[Date Prev][Date Next][Thread Prev][Thread Next][Date Index][Thread Index]

Re: [HTCondor-users] Windows dedicated run account profile corrupted



I don’t think a job crash is more likely to result in failure to clean up, but that is just a guess.  

 

My best guess is that a job that starts one or more child processes is leaving a child process running, and that process is holding a lock that prevents the account profile from being deleted.   I know the Windows object model allows an active process to prevent the deletion of a file or directory, and a process that switched its User ID could escape HTCondor’s process tracking.

 

If my speculation is correct, then you should expect that this problem correlates with a specific type of job,  and it may correlate with that job exiting abnormally.  I further suspect that the user profiles are not so much corrupted as abandoned because a request was made to activate a fresh one while the current one was still locked, and this is Window’s workaround.

 

Currently the best I could think of is to detect the workaround and report that to the admin somehow. I was thinking email, but I’m open to suggestion. 

 

-tj

 

From: O'NEAL Mark <mark.oneal@xxxxxxxxxxx>
Sent: Tuesday, August 8, 2023 8:06 AM
To: John M Knoeller <johnkn@xxxxxxxxxxx>; HTCondor-Users Mail List <htcondor-users@xxxxxxxxxxx>
Subject: Re: Windows dedicated run account profile corrupted

 

We have observed the corrupted profiles on both Windows 8 and Windows 10.  Currently we're not utilizing the email notifications from HTCondor for status monitoring.

 

We wondered about job shutdown, and if an application crash (i.e. exit with unhandled exception) might give the startd trouble to shutdown the job in the normal way.

 

Thanks for clarifying the load_profile implementation, that is clear now.  We have 2 small test clusters where we have implemented run_as_owner together with the cred store, but it is not used on the large cluster I reported about.

 

Mark

 


From: John M Knoeller <johnkn@xxxxxxxxxxx>
Sent: Thursday, August 3, 2023 4:28 PM
To: O'NEAL Mark <mark.oneal@xxxxxxxxxxx>; HTCondor-Users Mail List <htcondor-users@xxxxxxxxxxx>
Subject: RE: Windows dedicated run account profile corrupted

 

This email is not from Hexagon’s Office 365 instance. Please be careful while clicking links, opening attachments, or replying to this email.

 

Do you see the corrupted user profiles on both Windows 8 and Windows 10 ? or just on one or there other of those platforms?

 

We saw something similar to what you are describing many years ago on one of the nodes in our build farm.  It was at least 5 years ago, and that node had a failing disk, so we chalked it up at the time to the failing disk.  I think I remember that the node was Windows 8.1, but it was so long ago I cannot be sure.

 

It is certainly plausible that the cleanup of a user profile would fail if we tried to do it while a process using the profile was still running.   It is HTCondor’s responsibility to stop all processes started by a job when the job exits, so it is reasonable to consider this a HTCondor bug, but I don’t have any idea how to fix it.   Best we could manage would be to detect the left behind user directory and report it.   Do have HTCondor configured to send email to an admin when things go wrong like a daemon crash?)

 

> Does the above mean that when we want to rely on the dedicated run account, the submit configuration knob "load_profile = True" is redundant?

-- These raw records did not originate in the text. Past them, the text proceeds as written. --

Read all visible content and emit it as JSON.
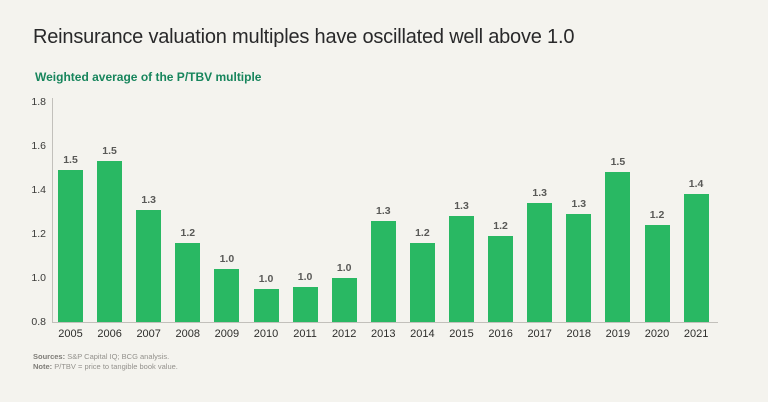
{
  "page": {
    "title": "Reinsurance valuation multiples have oscillated well above 1.0",
    "subtitle": "Weighted average of the P/TBV multiple",
    "background_color": "#f4f3ee"
  },
  "footer": {
    "sources_label": "Sources:",
    "sources_text": " S&P Capital IQ; BCG analysis.",
    "note_label": "Note:",
    "note_text": " P/TBV = price to tangible book value."
  },
  "chart_data": {
    "type": "bar",
    "title": "Weighted average of the P/TBV multiple",
    "categories": [
      "2005",
      "2006",
      "2007",
      "2008",
      "2009",
      "2010",
      "2011",
      "2012",
      "2013",
      "2014",
      "2015",
      "2016",
      "2017",
      "2018",
      "2019",
      "2020",
      "2021"
    ],
    "values": [
      1.49,
      1.53,
      1.31,
      1.16,
      1.04,
      0.95,
      0.96,
      1.0,
      1.26,
      1.16,
      1.28,
      1.19,
      1.34,
      1.29,
      1.48,
      1.24,
      1.38
    ],
    "labels": [
      "1.5",
      "1.5",
      "1.3",
      "1.2",
      "1.0",
      "1.0",
      "1.0",
      "1.0",
      "1.3",
      "1.2",
      "1.3",
      "1.2",
      "1.3",
      "1.3",
      "1.5",
      "1.2",
      "1.4"
    ],
    "xlabel": "",
    "ylabel": "",
    "ylim": [
      0.8,
      1.8
    ],
    "yticks": [
      "0.8",
      "1.0",
      "1.2",
      "1.4",
      "1.6",
      "1.8"
    ],
    "grid": false,
    "legend": "none",
    "bar_color": "#29b863",
    "axis_color": "#c2c0bb",
    "value_label_color": "#595957"
  }
}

That means that load_profile=true is *available* with the dedicated run account, but HTCondor will not actually load a registry hive unless the job requests it.

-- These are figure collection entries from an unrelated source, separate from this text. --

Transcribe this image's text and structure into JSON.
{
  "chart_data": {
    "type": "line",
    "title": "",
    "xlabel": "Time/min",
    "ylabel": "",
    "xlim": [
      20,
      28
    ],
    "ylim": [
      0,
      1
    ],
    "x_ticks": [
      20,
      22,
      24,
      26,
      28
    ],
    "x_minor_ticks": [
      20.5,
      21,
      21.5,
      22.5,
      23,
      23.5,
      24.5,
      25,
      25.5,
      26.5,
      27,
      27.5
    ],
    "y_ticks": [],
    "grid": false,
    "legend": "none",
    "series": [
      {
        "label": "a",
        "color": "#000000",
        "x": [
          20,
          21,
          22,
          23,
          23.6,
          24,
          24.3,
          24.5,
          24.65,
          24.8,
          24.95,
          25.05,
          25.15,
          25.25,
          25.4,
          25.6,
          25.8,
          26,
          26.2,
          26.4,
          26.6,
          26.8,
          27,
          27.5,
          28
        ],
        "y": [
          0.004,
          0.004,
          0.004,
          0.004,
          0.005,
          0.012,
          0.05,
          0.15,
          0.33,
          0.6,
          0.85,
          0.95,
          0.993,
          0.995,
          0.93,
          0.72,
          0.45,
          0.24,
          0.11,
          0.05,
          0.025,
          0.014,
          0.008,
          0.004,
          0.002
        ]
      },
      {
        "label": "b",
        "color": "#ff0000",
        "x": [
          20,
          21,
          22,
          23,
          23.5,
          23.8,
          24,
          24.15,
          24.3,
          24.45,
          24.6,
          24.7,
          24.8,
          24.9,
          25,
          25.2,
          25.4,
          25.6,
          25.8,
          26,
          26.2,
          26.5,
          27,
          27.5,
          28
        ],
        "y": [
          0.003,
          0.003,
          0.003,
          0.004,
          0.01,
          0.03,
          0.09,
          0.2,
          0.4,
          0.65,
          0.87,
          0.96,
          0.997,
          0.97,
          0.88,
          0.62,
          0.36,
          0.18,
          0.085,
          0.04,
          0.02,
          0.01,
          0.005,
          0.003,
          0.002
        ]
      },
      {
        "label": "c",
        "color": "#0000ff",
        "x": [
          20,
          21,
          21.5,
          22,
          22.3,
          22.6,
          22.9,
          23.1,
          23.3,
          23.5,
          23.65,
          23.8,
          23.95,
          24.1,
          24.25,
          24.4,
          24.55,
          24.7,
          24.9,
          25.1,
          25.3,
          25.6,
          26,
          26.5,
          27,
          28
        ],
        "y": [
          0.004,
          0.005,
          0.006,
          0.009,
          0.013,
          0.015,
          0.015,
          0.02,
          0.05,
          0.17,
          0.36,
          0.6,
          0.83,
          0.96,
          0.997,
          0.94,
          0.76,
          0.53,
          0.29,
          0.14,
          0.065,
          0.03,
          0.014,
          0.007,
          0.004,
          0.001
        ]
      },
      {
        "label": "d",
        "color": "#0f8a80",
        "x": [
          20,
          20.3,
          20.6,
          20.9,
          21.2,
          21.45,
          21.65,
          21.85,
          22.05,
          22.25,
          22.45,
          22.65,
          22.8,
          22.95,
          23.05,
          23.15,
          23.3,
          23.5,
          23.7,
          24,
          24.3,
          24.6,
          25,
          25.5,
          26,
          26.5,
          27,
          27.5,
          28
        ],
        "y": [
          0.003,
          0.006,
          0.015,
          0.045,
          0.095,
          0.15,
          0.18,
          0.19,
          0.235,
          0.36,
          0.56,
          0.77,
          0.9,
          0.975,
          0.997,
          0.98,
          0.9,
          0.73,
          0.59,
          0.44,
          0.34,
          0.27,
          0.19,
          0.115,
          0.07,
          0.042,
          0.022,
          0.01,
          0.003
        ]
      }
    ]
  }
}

Besides using a dedicated run account, the other option is run_as_owner=true, which only works if you have an account for the submitting user on the execute node.  run_as_owner will always load the registry hive for that user.

 

 

 


From: John M Knoeller <johnkn@xxxxxxxxxxx>
Sent: Wednesday, August 2, 2023 5:15 PM
To: HTCondor-Users Mail List <htcondor-users@xxxxxxxxxxx>
Cc: O'NEAL Mark <mark.oneal@xxxxxxxxxxx>
Subject: RE: Windows dedicated run account profile corrupted

 

This email is not from Hexagon’s Office 365 instance. Please be careful while clicking links, opening attachments, or replying to this email.

 

This is not a known HTCondor issue. 

 

I wonder if restarting Windows could clean up the user directories and registries that had been left behind?

 

-tj

 

From: HTCondor-users <htcondor-users-bounces@xxxxxxxxxxx> On Behalf Of O'NEAL Mark via HTCondor-users
Sent: Tuesday, August 1, 2023 7:52 PM
To: htcondor-users@xxxxxxxxxxx
Cc: O'NEAL Mark <mark.oneal@xxxxxxxxxxx>
Subject: [HTCondor-users] Windows dedicated run account profile corrupted

 

Hello,

 

We operate an HTCondor cluster under Windows utilizing the "load_profile = True" submit configuration macro and rely on the dedicated run accounts provisioned by the condor_startd running as Windows SYSTEM user.  Compute nodes running startd are a mix of Windows 8 and 10 running HTCondor 8.8.10, and are configured with static slot definitions.

 

Our IT manager recently noted that the dedicated run account profile cleanup which normally happens during job shutdown has been disrupted at some point in time on a number of these nodes, evidenced by:

  • profile folder in C:\Users (i.e. C:\Users\condor-slot1) is not deleted and appears corrupted.  Windows behavior kicks in next time the startd tries to create the dedicated run account, generating C:\Users\condor-slot1.hostname as a fallback
  • registry hive for the user condor-slot1 is not deleted

I've checked the StarterLog for a number of the slots, most show success to load the registry hive even when the issue described above is observed for that slot.  There were some which did report failure loading the registry hive in the Starter log.

 

I've done some research on the open web and haven't identified any hints where to look thus far.  I would appreciate if any one on the mailing list has suggestions where to start with log investigation or configuration setting.  We run the cluster for LAN use only behind our firewall, so have not seen a significant motivation to upgrade into the 9.x or 10.x releases.  If this were a known issue with older versions it would be a reasonable motivation to take the upgrade plunge though.

 

Best Regards,
Mark